別看他活了小六十年,可這種情況也是頭一回遇到,一個人過去心裡還真有點沒底,有何駿陪著,懸在半空的心起碼放下一半兒。
何駿和單大叔走得謹慎,那六個人卻是大膽行進龍行虎步,氣勢足得很。
雙方最終在河面上匯合,間隔四五米的距離站住。
兩邊都沒說話,而是先打量對方。
對面一共六個人,個個戴著經典的狗皮帽子,最大的大概四十歲,最小的頂多十六七。
所有人身上的穿著都以黑色為主,不是在上身圍一張不知道哪兒來的帶毛皮子,就是在小腿上綁一塊什麼動物的皮,全身上下透著一股濃郁的手工DIY風。

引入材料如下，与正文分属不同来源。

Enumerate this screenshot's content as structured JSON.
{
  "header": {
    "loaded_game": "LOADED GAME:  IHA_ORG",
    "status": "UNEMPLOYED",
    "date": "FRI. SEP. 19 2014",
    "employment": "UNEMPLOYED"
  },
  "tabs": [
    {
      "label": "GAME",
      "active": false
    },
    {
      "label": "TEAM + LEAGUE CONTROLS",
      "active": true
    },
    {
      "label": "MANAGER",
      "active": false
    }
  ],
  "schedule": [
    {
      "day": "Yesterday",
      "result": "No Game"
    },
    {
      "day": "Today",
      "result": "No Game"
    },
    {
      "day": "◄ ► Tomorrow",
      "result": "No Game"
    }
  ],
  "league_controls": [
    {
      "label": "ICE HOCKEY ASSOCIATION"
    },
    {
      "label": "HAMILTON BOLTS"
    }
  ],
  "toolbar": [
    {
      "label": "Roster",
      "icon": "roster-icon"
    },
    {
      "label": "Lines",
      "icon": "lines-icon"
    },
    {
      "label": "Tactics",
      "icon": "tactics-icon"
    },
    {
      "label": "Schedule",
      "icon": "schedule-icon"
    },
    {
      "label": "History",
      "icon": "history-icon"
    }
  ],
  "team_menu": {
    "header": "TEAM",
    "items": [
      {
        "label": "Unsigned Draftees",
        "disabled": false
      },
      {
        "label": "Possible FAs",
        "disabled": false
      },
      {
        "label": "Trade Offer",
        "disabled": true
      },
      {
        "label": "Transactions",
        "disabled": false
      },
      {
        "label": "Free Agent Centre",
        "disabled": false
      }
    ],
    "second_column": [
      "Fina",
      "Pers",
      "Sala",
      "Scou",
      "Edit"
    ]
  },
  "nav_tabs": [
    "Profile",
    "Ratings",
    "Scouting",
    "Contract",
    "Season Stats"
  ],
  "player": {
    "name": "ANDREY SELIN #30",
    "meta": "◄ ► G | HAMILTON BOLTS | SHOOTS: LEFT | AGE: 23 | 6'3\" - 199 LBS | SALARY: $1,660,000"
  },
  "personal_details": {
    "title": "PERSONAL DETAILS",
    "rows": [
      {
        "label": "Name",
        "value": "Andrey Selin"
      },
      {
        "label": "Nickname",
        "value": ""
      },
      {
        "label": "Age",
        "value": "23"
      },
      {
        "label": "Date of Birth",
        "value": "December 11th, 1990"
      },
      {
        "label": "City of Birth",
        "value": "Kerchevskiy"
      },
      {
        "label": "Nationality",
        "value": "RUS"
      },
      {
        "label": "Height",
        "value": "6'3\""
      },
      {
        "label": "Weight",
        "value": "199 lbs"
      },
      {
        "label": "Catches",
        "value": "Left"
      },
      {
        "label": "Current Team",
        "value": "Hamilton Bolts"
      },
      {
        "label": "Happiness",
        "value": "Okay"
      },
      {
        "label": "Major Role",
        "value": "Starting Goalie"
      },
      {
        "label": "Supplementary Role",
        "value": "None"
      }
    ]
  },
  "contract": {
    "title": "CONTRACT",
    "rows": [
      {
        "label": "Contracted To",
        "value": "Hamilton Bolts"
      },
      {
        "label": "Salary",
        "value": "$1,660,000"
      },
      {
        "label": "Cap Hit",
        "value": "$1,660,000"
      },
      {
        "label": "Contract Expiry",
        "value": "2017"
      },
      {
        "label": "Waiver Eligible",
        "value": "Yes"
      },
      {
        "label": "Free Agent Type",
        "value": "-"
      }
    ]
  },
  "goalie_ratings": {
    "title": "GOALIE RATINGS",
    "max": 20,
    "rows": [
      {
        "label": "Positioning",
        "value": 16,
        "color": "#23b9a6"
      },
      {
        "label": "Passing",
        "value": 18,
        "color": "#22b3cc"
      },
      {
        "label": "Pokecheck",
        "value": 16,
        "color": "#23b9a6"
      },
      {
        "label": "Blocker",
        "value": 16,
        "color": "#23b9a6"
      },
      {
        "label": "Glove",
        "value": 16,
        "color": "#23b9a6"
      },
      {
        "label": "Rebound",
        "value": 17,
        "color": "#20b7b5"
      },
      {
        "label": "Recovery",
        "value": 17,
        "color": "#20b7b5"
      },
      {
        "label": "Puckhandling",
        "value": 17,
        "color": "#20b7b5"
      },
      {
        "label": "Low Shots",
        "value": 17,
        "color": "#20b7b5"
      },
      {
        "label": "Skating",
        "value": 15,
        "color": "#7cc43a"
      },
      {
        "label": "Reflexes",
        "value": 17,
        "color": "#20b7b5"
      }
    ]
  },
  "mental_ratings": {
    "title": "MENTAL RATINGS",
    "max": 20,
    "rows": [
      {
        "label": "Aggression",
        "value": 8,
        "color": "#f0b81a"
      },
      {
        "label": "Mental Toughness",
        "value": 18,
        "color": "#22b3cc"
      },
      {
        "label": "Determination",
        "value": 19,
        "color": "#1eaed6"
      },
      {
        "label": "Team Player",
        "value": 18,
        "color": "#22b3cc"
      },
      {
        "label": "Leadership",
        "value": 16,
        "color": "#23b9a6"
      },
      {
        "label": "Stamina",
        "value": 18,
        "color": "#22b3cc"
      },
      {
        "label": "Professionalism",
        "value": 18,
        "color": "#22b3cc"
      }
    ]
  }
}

六個人里唯獨領頭的穿了一件大衣,大衣沒系扣子,那人每走一步,外翻的衣襟都會翻出一片不知道來自什麼動物的灰毛。
皮大衣身邊一個尖下巴小眼睛的矮個子,這人眼睛像老鼠一樣滴溜溜亂轉,只看了單大叔一眼就把目光挪到何駿身上,在81槓上看了又看,撇頭瞅著皮大衣道:「二當家,響子(步槍)沒見過,剩下都是蓋炮(三八大蓋)。」
二當家不動聲色地使個眼色,小眼睛馬上退到一邊,犀利的目光像小刀一樣不斷在何駿身上刮來刮去,瞅得他混身都不自在,狠狠地回了一個他自認為最凶的眼神。
何駿看過智取威虎山,已經猜到這些人八成是土匪。
小眼睛不僅一點不害怕,反而咧嘴笑開了:「吆喝,但子不小,還敢跟我瞪眼兒!」
其他幾個人也笑開了,只有二當家不僅沒笑,反而不輕不重地哼了一聲,幾個人臉上的笑容登時一僵。趕緊板住臉,一個賽一個地嚴肅。

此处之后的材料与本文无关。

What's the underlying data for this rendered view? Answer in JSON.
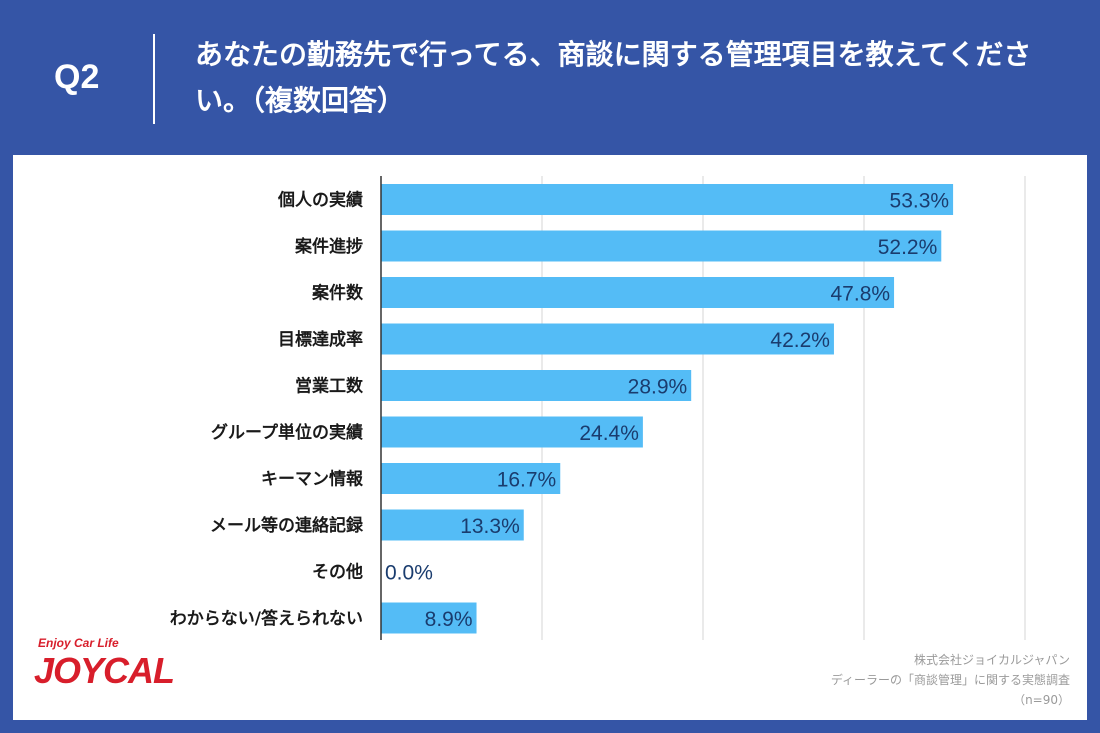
{
  "header": {
    "qnum": "Q2",
    "title": "あなたの勤務先で行ってる、商談に関する管理項目を教えてください。（複数回答）"
  },
  "footer": {
    "company": "株式会社ジョイカルジャパン",
    "survey": "ディーラーの「商談管理」に関する実態調査",
    "n": "（n=90）"
  },
  "logo": {
    "tagline": "Enjoy Car Life",
    "name": "JOYCAL"
  },
  "colors": {
    "bar": "#54bcf6",
    "value_text": "#1a3c6e",
    "background": "#3555a6"
  },
  "chart_data": {
    "type": "bar",
    "orientation": "horizontal",
    "categories": [
      "個人の実績",
      "案件進捗",
      "案件数",
      "目標達成率",
      "営業工数",
      "グループ単位の実績",
      "キーマン情報",
      "メール等の連絡記録",
      "その他",
      "わからない/答えられない"
    ],
    "values": [
      53.3,
      52.2,
      47.8,
      42.2,
      28.9,
      24.4,
      16.7,
      13.3,
      0.0,
      8.9
    ],
    "value_labels": [
      "53.3%",
      "52.2%",
      "47.8%",
      "42.2%",
      "28.9%",
      "24.4%",
      "16.7%",
      "13.3%",
      "0.0%",
      "8.9%"
    ],
    "xlim": [
      0,
      60
    ],
    "gridlines": [
      15,
      30,
      45,
      60
    ],
    "grid": true,
    "legend": false
  }
}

二當家雙手抱拳,高高地舉在左肩上方向後一甩:「在下快槍周四。」
何駿納悶地斜了單大叔一眼,心說這人可真有意思。別人抱拳都是放在胸前,他放到肩膀頭子上。
單大叔眉頭幾乎要擰出水來,猶豫再三,學著周四的樣子抱了抱拳:「鄙姓單。」
二當家愣了一下,偏頭看了看小眼睛。小眼睛立即說道:「二當家,八成是外碼(外行人),別是跳子(兵、警)。」
「跳子怎麼啦,老子只問打不打鬼子,不問是不是跳子。」二當家霸氣側露,聲震四野。
何駿和單大叔被這幾個人莫名其妙的對話鬧得一頭霧水,單大叔強忍心頭的疑惑,硬是不張嘴問。
這幾個傢伙,一看就不像什麼好人。
二當家訓斥了同夥,回過頭來問道:「二位是官軍?」
「不是。」單大叔立馬搖頭。他帶來的人都是民兵,還是臨時的那種。
小區里倒是有一些「官軍」,但那是幾十年之後的官軍,和這個時代半毛錢的關係都沒有。
二當家顯然有些失望,又問:「前兒個南邊有人和小鬼子打了一仗……」
「是我們打的。」單大叔承認得痛快淋漓。
「單大叔,他們別是小鬼子化妝的。」何駿輕聲提醒。
單大叔微微一笑,一點也沒壓低聲音:「放心吧小何,這幾位人高馬大,小鬼子哪有這麼壯實。」
「那是,就我這個頭。也比鬼子高多了。」個頭最矮的小眼睛得意地笑開了,露出缺了顆大門牙的黃板牙。
二當家的態度立馬恭敬起來:「不知各位是哪路人馬?」
「我們不是哪路人馬,二當家有什麼事就直說吧。」單大叔回道。
「好,痛快!」二當家有神經病似的誇了一句。「都是打鬼子的,在下想請諸位加入抗日義勇軍。」
單大叔猶豫了一下說:「這件事我做不了主。」
「誰能做主,還請單先生還路!」二當家客氣地說道。
單大叔知道,強雷不可能加入什麼義勇軍,可這話又不能直說,又不好直接拒絕。思慮再三,最終還是決定把問題交給強雷解決。
雙方達成一致,單大叔把何駿叫到一邊:「小何,你抓緊趕回去,把這事兒跟強雷說一聲,讓他有個準備。」
「大叔,那你呢?」何駿擔憂地問道。